Things You'll Need
- Housing containers, cages or pens
- Water containers
- Feed containers
- Heating lamps
- Bedding
- Medicated chicken starter feed
- Chicken grower feed or game bird grower feed
- Marbles
Instructions
Place newly hatched chicks into a brooder for the first five to six weeks. A brooder is a heated structure used to raise young poultry. A brooder can be wooden, plastic or caged with enough heat sources available to prevent chicks from piling, and enough space to prevent overheating. Use 1/4 inch wire in the bottom of the brooders or solid floor with bedding. At the beginning, keep some form of matting on the wire bottom brooders to catch the feed for the new peachicks to peck at.

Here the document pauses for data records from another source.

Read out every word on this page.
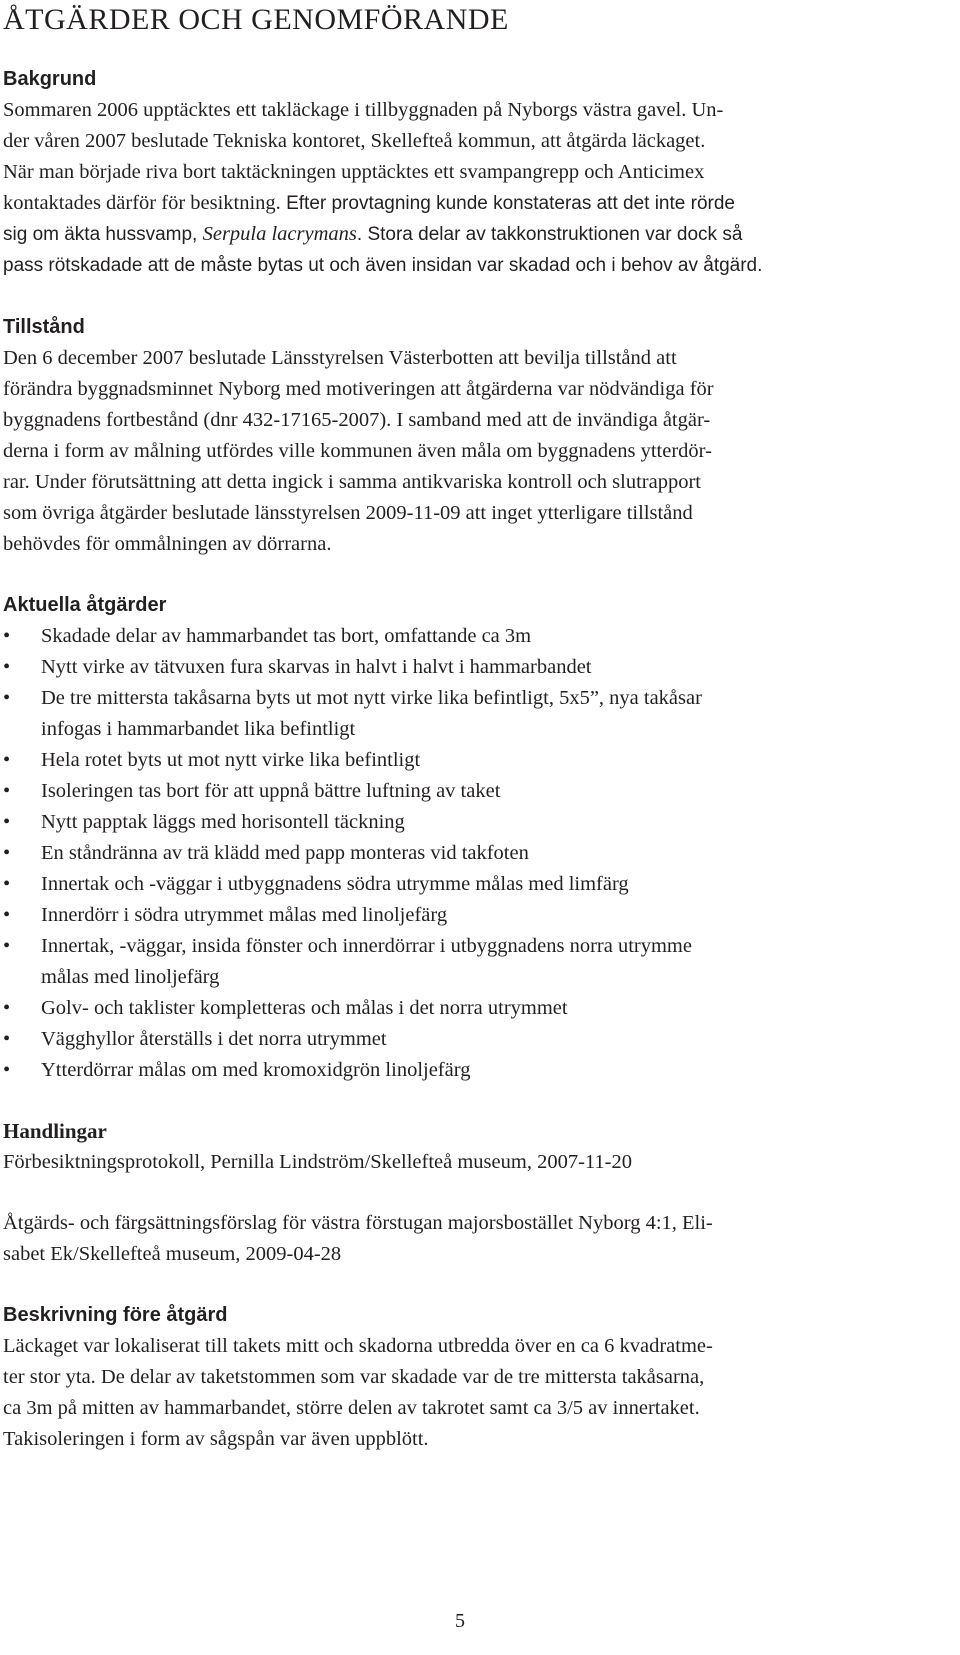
ÅTGÄRDER OCH GENOMFÖRANDE

Bakgrund

Sommaren 2006 upptäcktes ett takläckage i tillbyggnaden på Nyborgs västra gavel. Un-

der våren 2007 beslutade Tekniska kontoret, Skellefteå kommun, att åtgärda läckaget.

När man började riva bort taktäckningen upptäcktes ett svampangrepp och Anticimex

kontaktades därför för besiktning. Efter provtagning kunde konstateras att det inte rörde

sig om äkta hussvamp, Serpula lacrymans. Stora delar av takkonstruktionen var dock så

pass rötskadade att de måste bytas ut och även insidan var skadad och i behov av åtgärd.

Tillstånd

Den 6 december 2007 beslutade Länsstyrelsen Västerbotten att bevilja tillstånd att

förändra byggnadsminnet Nyborg med motiveringen att åtgärderna var nödvändiga för

byggnadens fortbestånd (dnr 432-17165-2007). I samband med att de invändiga åtgär-

derna i form av målning utfördes ville kommunen även måla om byggnadens ytterdör-

rar. Under förutsättning att detta ingick i samma antikvariska kontroll och slutrapport

som övriga åtgärder beslutade länsstyrelsen 2009-11-09 att inget ytterligare tillstånd

behövdes för ommålningen av dörrarna.

Aktuella åtgärder

•	Skadade delar av hammarbandet tas bort, omfattande ca 3m
•	Nytt virke av tätvuxen fura skarvas in halvt i halvt i hammarbandet
•	De tre mittersta takåsarna byts ut mot nytt virke lika befintligt, 5x5”, nya takåsar
infogas i hammarbandet lika befintligt
•	Hela rotet byts ut mot nytt virke lika befintligt
•	Isoleringen tas bort för att uppnå bättre luftning av taket
•	Nytt papptak läggs med horisontell täckning
•	En ståndränna av trä klädd med papp monteras vid takfoten
•	Innertak och -väggar i utbyggnadens södra utrymme målas med limfärg
•	Innerdörr i södra utrymmet målas med linoljefärg
•	Innertak, -väggar, insida fönster och innerdörrar i utbyggnadens norra utrymme
målas med linoljefärg
•	Golv- och taklister kompletteras och målas i det norra utrymmet
•	Vägghyllor återställs i det norra utrymmet
•	Ytterdörrar målas om med kromoxidgrön linoljefärg

Handlingar

Förbesiktningsprotokoll, Pernilla Lindström/Skellefteå museum, 2007-11-20

Åtgärds- och färgsättningsförslag för västra förstugan majorsbostället Nyborg 4:1, Eli-

sabet Ek/Skellefteå museum, 2009-04-28

Beskrivning före åtgärd

Läckaget var lokaliserat till takets mitt och skadorna utbredda över en ca 6 kvadratme-

ter stor yta. De delar av taketstommen som var skadade var de tre mittersta takåsarna,

ca 3m på mitten av hammarbandet, större delen av takrotet samt ca 3/5 av innertaket.

Takisoleringen i form av sågspån var även uppblött.

5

Feed newly hatched peachicks medicated chicken starter crumbles with 20 percent protein in shallow containers. Place marbles into the feeders to initiate pecking and eating, or place an older peachick in with the new hatchlings as a trainer chick. Since peachicks are larger than regular chicks, feed crumble feed, instead of smaller particle mash. Switch feed to 18 percent protein chicken grower pellets at four months of ages. Feed them the grower feed until they are one year old. Alternatively, feed your peachicks game bird grower feed until one year. It has higher protein content at 28 to 30 percent.
Place a shallow water dish in with your peachicks. Dip each chick's beak into the water to teach it where to drink. Place marbles into the watering dish to instigate curious pecking, which teaches them the location of the water as well. Replace the water in the dishes twice a day. Replace the dishes with regular poultry water containers as the birds age. To prevent bedding from clogging floor-housed peachicks water supply, elevate the water containers off the floor as the peachicks get older .
Set peachick heat lamps to liberate heat at a temperature of 95 degrees F during week one. Decrease the temperature by five degrees for each week thereafter. Keep peachicks away from wind and drafts. Remove the heat source from the peachicks at about six weeks of age, unless environmental temperatures are too low for adult birds.